„Die Probleme der Leute skandalisieren“

■ Die GWA St. Pauli Süd bietet Kulturelles für Menschen, die im Viertel leben

Am Nabel von St. Pauli Süd und auch sonst mitten im Leben steht die GWA für „Gemeinwesenarbeit“. Diesen sozialpädagogischen Begriff füllen fünf Mitarbeiterinnen und neuerdings ein Mitarbeiter mit Leben – gemeinsam mit den Menschen im Viertel. In zwei Häusern am Hein-Köllisch-Platz hat die GWA Räume für ihre Arbeit, für Beratungen, Treffen, Kurse, zum Essen, Feiern, Diskutieren.

„Wir wollen Kultur anbieten für Menschen, die hier leben“, sagt Sabine Stövesand. Denn das, was gemeinhin unter „Kultur“ verstanden wird, gibt es zwar reichlich im Viertel, es ist aber auch reichlich teuer. Und viele der kulturkonsumierenden Touristen wissen gar nicht, daß St. Pauli nicht nur St. Pauli ist, sondern Wohn- und Lebensraum.

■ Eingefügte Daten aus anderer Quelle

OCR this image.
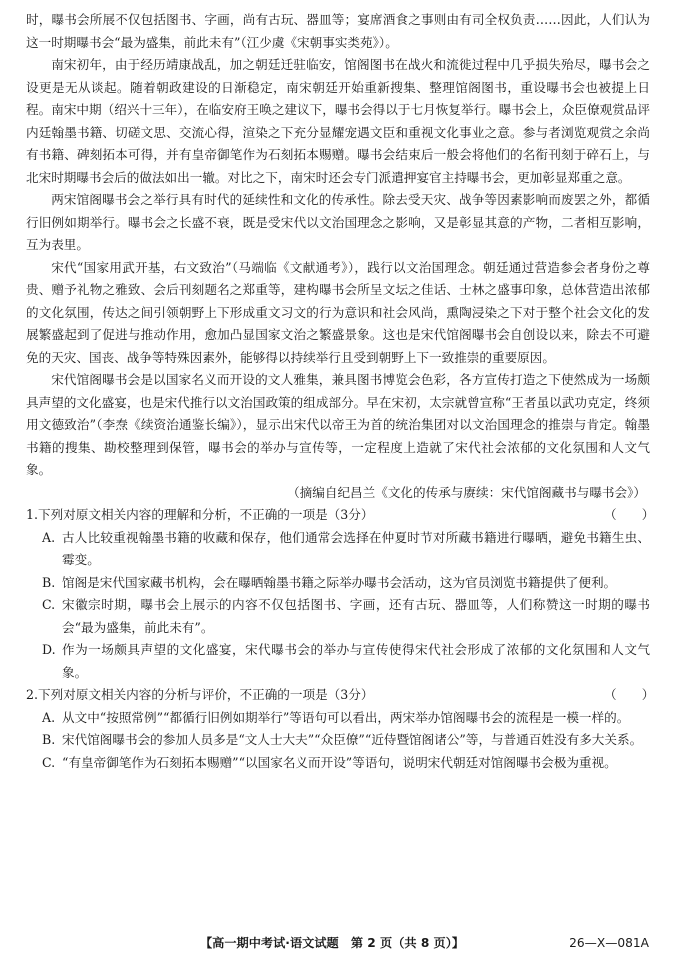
时，曝书会所展不仅包括图书、字画，尚有古玩、器皿等；宴席酒食之事则由有司全权负责……因此，人们认为这一时期曝书会“最为盛集，前此未有”（江少虞《宋朝事实类苑》）。

南宋初年，由于经历靖康战乱，加之朝廷迁驻临安，馆阁图书在战火和流徙过程中几乎损失殆尽，曝书会之设更是无从谈起。随着朝政建设的日渐稳定，南宋朝廷开始重新搜集、整理馆阁图书，重设曝书会也被提上日程。南宋中期（绍兴十三年），在临安府王唤之建议下，曝书会得以于七月恢复举行。曝书会上，众臣僚观赏品评内廷翰墨书籍、切磋文思、交流心得，渲染之下充分显耀宠遇文臣和重视文化事业之意。参与者浏览观赏之余尚有书籍、碑刻拓本可得，并有皇帝御笔作为石刻拓本赐赠。曝书会结束后一般会将他们的名衔刊刻于碎石上，与北宋时期曝书会后的做法如出一辙。对比之下，南宋时还会专门派遣押宴官主持曝书会，更加彰显郑重之意。

两宋馆阁曝书会之举行具有时代的延续性和文化的传承性。除去受天灾、战争等因素影响而废罢之外，都循行旧例如期举行。曝书会之长盛不衰，既是受宋代以文治国理念之影响，又是彰显其意的产物，二者相互影响，互为表里。

宋代“国家用武开基，右文致治”（马端临《文献通考》），践行以文治国理念。朝廷通过营造参会者身份之尊贵、赠予礼物之雅致、会后刊刻题名之郑重等，建构曝书会所呈文坛之佳话、士林之盛事印象，总体营造出浓郁的文化氛围，传达之间引领朝野上下形成重文习文的行为意识和社会风尚，熏陶浸染之下对于整个社会文化的发展繁盛起到了促进与推动作用，愈加凸显国家文治之繁盛景象。这也是宋代馆阁曝书会自创设以来，除去不可避免的天灾、国丧、战争等特殊因素外，能够得以持续举行且受到朝野上下一致推崇的重要原因。

宋代馆阁曝书会是以国家名义而开设的文人雅集，兼具图书博览会色彩，各方宣传打造之下使然成为一场颇具声望的文化盛宴，也是宋代推行以文治国政策的组成部分。早在宋初，太宗就曾宣称“王者虽以武功克定，终须用文德致治”（李焘《续资治通鉴长编》），显示出宋代以帝王为首的统治集团对以文治国理念的推崇与肯定。翰墨书籍的搜集、勘校整理到保管，曝书会的举办与宣传等，一定程度上造就了宋代社会浓郁的文化氛围和人文气象。

（摘编自纪昌兰《文化的传承与赓续：宋代馆阁藏书与曝书会》）

1.下列对原文相关内容的理解和分析，不正确的一项是（3分）	（　　）

A. 古人比较重视翰墨书籍的收藏和保存，他们通常会选择在仲夏时节对所藏书籍进行曝晒，避免书籍生虫、霉变。

B. 馆阁是宋代国家藏书机构，会在曝晒翰墨书籍之际举办曝书会活动，这为官员浏览书籍提供了便利。

C. 宋徽宗时期，曝书会上展示的内容不仅包括图书、字画，还有古玩、器皿等，人们称赞这一时期的曝书会“最为盛集，前此未有”。

D. 作为一场颇具声望的文化盛宴，宋代曝书会的举办与宣传使得宋代社会形成了浓郁的文化氛围和人文气象。

2.下列对原文相关内容的分析与评价，不正确的一项是（3分）	（　　）

A. 从文中“按照常例”“都循行旧例如期举行”等语句可以看出，两宋举办馆阁曝书会的流程是一模一样的。

B. 宋代馆阁曝书会的参加人员多是“文人士大夫”“众臣僚”“近侍暨馆阁诸公”等，与普通百姓没有多大关系。

C. “有皇帝御笔作为石刻拓本赐赠”“以国家名义而开设”等语句，说明宋代朝廷对馆阁曝书会极为重视。

【高一期中考试·语文试题　第 2 页（共 8 页）】	26—X—081A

Die GWA hingegen weiß das – und fragt auch regelmäßig danach. „Wir gehen hin zu den Leuten“, meint Stövesand. Im vergangenen Jahr wurden mehrere hundert Anwohnerinnen und Anwohner zu ihrer Lebenssituation befragt. „Gemeinwesenarbeit will die Interessen der Leute aufnehmen“, sagt Carola Plata. „Und auch ihre Probleme skandalisieren“.

Als die Sozialpädagogin vor acht Jahren zur GWA kam, gab es gerade mal eine halbe feste Stelle und vier ABM-Kräfte. Heute gibt es in dem gemeinnützigen Verein sechs Hauptamtliche, viele Interessierte und ein Programm mit Theater für Kinder, Butoh Tanz, Fußball für Erwachsene, Pantomime, Spielen drinnen und draußen, Vorträgen zur globalen und lokalen Politik.

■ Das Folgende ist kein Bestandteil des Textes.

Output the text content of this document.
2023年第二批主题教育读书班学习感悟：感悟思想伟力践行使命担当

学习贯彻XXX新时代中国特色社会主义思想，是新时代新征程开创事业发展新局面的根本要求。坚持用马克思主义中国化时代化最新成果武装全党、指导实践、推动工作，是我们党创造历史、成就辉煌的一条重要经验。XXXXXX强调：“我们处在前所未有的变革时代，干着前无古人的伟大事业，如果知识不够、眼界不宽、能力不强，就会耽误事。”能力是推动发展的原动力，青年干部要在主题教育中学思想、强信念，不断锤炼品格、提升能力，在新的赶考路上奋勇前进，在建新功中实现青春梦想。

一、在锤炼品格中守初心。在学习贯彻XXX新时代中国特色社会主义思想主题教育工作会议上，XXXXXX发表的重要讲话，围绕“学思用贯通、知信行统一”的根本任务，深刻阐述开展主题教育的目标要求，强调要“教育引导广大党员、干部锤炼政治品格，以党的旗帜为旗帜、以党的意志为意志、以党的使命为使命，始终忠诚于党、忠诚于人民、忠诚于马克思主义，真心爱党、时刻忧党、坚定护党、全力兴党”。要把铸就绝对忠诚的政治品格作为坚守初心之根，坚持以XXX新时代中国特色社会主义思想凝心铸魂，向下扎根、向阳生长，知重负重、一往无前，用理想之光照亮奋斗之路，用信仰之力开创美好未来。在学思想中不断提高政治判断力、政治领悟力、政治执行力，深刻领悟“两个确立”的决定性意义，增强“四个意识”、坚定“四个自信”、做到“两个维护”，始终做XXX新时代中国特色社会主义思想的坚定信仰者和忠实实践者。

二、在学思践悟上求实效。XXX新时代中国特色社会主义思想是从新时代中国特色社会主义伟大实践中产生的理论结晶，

Entstanden ist die GWA St. Pauli Süd vor 20 Jahren aus der Gemeinwesenarbeit in der Obdachlosenunterkunft Eggerstedtstraße. Viele der dort lebenden Familien wurden in Wohnungen in St. Pauli untergebracht – und die GWA zog „ihren“ Leuten hinterher. Heute wird die GWA überwiegend aus Mitteln der Kulturbehörde gefördert. Die Möglichkeiten, auch eigene Mittel zu erwirtschaften, sind begrenzt. Die meisten Angebote gibt's zum Nulltarif oder Soli-Beitrag – für alle erschwinglich eben.

Private Feste, Konzerte oder Discos könnten Geld bringen, meint Stövesand, bringen aber mit Sicherheit Ärger. Denn die GWA sitzt nicht in einer eigenen kleinen „sozialpädagogischen Burg“, sondern in Wohnhäusern mit lärmempfindenden Nachbarn. „Laute“ Veranstaltungen sind daher auf einmal im Monat beschränkt. Ein Nachteil, den die vielen Vorteile, mittendrin zu sein, wieder aufwiegen.

Stefanie Winter

Das GWA-Büro in der Hamburger Hochstraße 2 ist von Montag bis Donnerstag von 14 bis 17 Uhr und freitags von 10 bis 13 Uhr geöffnet und telefonisch unter 319 36 23 erreichbar. Im Kölibri, den Veranstaltungsräumen der GWA direkt am Hein-Köllisch-Platz, gibt es ab 7.30 Uhr Frühstück und bis 14.30 Uhr Mittagessen. Das Bistro ist nicht – wie sonst üblich – verpachtet, sondern wird von Jugendlichen bewirtschaftet, die an einem Ausbildungsprojekt des Vereins zur Förderung der beruflichen Bildung teilnehmen.